Baltimore rededicates former Confederate memorial site to Harriet Tubman

A public park space in Baltimore that once honored two Confederate Army generals has been renamed for civil rights icon Harriet Tubman.

Hundreds of people, including city officials and Tubman family members, gathered in Wyman Park Dell for the ceremony on Saturday, held on the 105th anniversary of her death, The Baltimore Sun reported.

“We stand on the shoulders of this great woman,” Ernestine Jones-Williams, a 71-year-old descendant of the abolitionist leader who spoke on behalf of the family, said. “We are overwhelmed. Overwhelmed.
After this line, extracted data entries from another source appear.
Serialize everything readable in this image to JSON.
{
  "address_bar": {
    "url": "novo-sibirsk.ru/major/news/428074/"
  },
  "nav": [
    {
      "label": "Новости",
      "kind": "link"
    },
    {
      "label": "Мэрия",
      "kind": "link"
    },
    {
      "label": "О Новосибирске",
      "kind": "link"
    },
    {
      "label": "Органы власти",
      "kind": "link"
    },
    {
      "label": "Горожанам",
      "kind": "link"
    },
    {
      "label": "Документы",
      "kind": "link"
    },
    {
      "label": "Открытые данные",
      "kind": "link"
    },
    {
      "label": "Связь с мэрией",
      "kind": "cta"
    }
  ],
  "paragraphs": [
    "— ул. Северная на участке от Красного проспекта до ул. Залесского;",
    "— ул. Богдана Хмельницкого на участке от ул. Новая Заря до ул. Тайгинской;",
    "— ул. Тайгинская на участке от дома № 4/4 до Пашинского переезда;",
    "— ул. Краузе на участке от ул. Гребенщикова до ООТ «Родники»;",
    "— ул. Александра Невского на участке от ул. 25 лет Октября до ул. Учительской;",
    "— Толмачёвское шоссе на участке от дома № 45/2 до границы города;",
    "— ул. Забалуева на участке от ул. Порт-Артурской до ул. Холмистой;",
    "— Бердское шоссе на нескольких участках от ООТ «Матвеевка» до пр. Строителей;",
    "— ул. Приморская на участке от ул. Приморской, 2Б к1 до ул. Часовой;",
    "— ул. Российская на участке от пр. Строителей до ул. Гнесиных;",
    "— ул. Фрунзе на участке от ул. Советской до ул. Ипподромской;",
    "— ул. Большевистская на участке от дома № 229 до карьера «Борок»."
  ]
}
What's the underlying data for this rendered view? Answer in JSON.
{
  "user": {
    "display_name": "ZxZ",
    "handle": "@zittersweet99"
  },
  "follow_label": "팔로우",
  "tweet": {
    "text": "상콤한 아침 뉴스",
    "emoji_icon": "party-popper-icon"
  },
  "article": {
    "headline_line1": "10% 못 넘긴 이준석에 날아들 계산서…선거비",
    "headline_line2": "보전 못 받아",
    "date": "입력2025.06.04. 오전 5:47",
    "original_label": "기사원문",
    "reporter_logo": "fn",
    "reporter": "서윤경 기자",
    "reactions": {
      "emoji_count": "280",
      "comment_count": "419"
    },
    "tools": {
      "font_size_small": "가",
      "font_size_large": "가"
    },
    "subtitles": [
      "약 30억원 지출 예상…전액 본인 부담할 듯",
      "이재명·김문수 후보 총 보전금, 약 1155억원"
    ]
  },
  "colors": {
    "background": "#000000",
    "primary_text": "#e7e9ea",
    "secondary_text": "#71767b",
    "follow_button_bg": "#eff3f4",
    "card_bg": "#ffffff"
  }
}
Thank you, and God bless you.”

The site, now named Harriet Tubman Grove, features a barren pedestal that once held bronze statues of Robert E. Lee and Thomas “Stonewall” Jackson on horseback. Mayor Catherine Pugh’s administration ordered the removal of all four of the city’s Confederate monuments in August following the deadly white supremacist rally in Charlottesville, Virginia. It’s unclear when or if the three other former Confederate memorial sites will be rededicated.

Ciara Harris, chief of staff to Baltimore Recreation and Parks Director Reginald Moore, said the space now dedicated to Tubman has becoming a gathering place for “city residents of all backgrounds” since the Confederate monument’s removal, according to the Sun.

“Harriet Tubman Grove will provide the city an opportunity to correct historic injustice to a Maryland native,” Harris said. “Our city is properly recognizing an African-American hero.”

Tubman was one of the most well-known conductors of the Underground Railroad, a network of safe houses and passageways used by slaves in the mid-19th century to escape from the South to freedom. She guided over 300 slaves into liberation and raised money to open schools for African-Americans after the Civil War, according to the Harriet Tubman Historical Society.